- Born: October 26, 1898 Wellsford, Kansas
- Died: April 3, 1975 (aged 76) Northridge, Los Angeles, California
- Citizenship: United States
- Known for: Founder of Stearman Aircraft Corporation
- Children: William L. Stearman, Marylin Carr

= Lloyd Stearman =

American aviator, aircraft designer and entrepreneur (1898–1975)

Lloyd Carlton Stearman (October 26, 1898 - April 3, 1975) was an American aviator, aircraft designer, and early aviation entrepreneur.

==Biography==
Stearman was born in Wellsford, Kansas. From 1917 - 1918, he attended Kansas State College (later renamed Kansas State University) in Manhattan, Kansas, where he studied engineering and architecture. In 1918, he left school to enlist in the U.S. Naval Reserve in San Diego, California; while there he learned to fly Curtiss N-9 seaplanes.

During the mid-1920s Matty Laird, designer of the Laird Swallow aircraft, hired Stearman as a mechanic, giving him his first exposure to fixed-wing aircraft manufacturing. In 1925, Stearman and Walter Beech teamed up with Clyde Cessna to form the Travel Air Manufacturing Company. In 1926, Stearman left to form his own manufacturing company in California, Stearman Aircraft. In 1927, he moved the company back to Wichita.

Following World War II, many Stearman PT-13 primary trainers were converted to agricultural aircraft; In 1948 more than 4,345 Stearman aircraft were used in agricultural flying.

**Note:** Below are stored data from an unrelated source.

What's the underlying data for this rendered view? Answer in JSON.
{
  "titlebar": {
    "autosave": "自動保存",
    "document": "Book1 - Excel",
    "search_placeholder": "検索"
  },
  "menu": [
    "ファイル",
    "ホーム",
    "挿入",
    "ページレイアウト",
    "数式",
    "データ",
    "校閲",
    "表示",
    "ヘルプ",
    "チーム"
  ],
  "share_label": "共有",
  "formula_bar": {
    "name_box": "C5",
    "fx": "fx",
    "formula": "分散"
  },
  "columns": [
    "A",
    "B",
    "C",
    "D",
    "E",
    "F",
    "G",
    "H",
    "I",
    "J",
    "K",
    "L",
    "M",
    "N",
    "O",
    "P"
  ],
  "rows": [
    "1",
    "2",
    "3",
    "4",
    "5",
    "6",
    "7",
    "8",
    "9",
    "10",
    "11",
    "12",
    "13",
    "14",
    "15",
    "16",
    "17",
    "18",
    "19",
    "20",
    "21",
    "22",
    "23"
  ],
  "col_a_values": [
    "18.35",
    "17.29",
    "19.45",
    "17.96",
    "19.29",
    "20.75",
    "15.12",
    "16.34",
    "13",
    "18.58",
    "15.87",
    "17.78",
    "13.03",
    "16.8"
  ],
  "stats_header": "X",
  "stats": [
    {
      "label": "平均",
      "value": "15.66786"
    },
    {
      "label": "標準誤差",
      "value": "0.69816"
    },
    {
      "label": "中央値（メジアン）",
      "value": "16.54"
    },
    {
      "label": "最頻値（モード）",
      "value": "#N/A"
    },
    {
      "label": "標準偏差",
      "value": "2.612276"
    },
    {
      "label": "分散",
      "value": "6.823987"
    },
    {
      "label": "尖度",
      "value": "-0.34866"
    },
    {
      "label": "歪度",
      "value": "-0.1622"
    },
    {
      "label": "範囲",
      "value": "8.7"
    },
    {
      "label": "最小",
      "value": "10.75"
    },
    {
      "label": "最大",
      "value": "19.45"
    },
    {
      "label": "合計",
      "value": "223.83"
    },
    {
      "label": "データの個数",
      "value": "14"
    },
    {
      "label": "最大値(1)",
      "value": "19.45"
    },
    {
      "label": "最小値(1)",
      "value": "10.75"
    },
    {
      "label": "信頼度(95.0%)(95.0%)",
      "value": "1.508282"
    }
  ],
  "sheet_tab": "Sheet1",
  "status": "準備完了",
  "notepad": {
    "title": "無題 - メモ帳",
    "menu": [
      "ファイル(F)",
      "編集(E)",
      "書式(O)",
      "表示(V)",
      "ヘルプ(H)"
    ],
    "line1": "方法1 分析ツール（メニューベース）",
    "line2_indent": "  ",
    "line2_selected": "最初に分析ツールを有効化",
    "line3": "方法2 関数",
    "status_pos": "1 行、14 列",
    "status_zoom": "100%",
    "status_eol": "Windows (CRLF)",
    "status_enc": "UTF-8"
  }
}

In 1929, Stearman Aircraft merged with Boeing Airplane Co., Boeing Aircraft of Canada, Varney Airlines, National Air Transport, Pacific Air Transport, Boeing Air Transport, Hamilton Standard Propeller, Sikorsky, Pratt & Whitney, Chance Vought, Northrop and United Airports of Connecticut to become United Aircraft and Transport Corporation, owned by William Boeing. Stearman held the position of President of the Stearman Division until 1930, followed by his resignation in 1931.

In 1932, Stearman, Robert Gross, Walter Varney and others, bought Lockheed Aircraft Company. Stearman was named president and Carl B. Squier vice president.

In 1935, Stearman resigned from Lockheed, and from 1936 through 1938, partnered with Dean Hammond to form the Stearman-Hammond Aircraft Corporation to produce the Stearman-Hammond Y-1. In 1955, Stearman rejoined Lockheed as an engineer, where he retired in 1968.

Stearman died of cancer on April 3, 1975, at home in Northridge, Los Angeles.

==Legacy==
In recognition of his contributions to the aircraft industry, Lloyd Stearman was inducted into the National Aviation Hall of Fame in Dayton, Ohio in July 1989.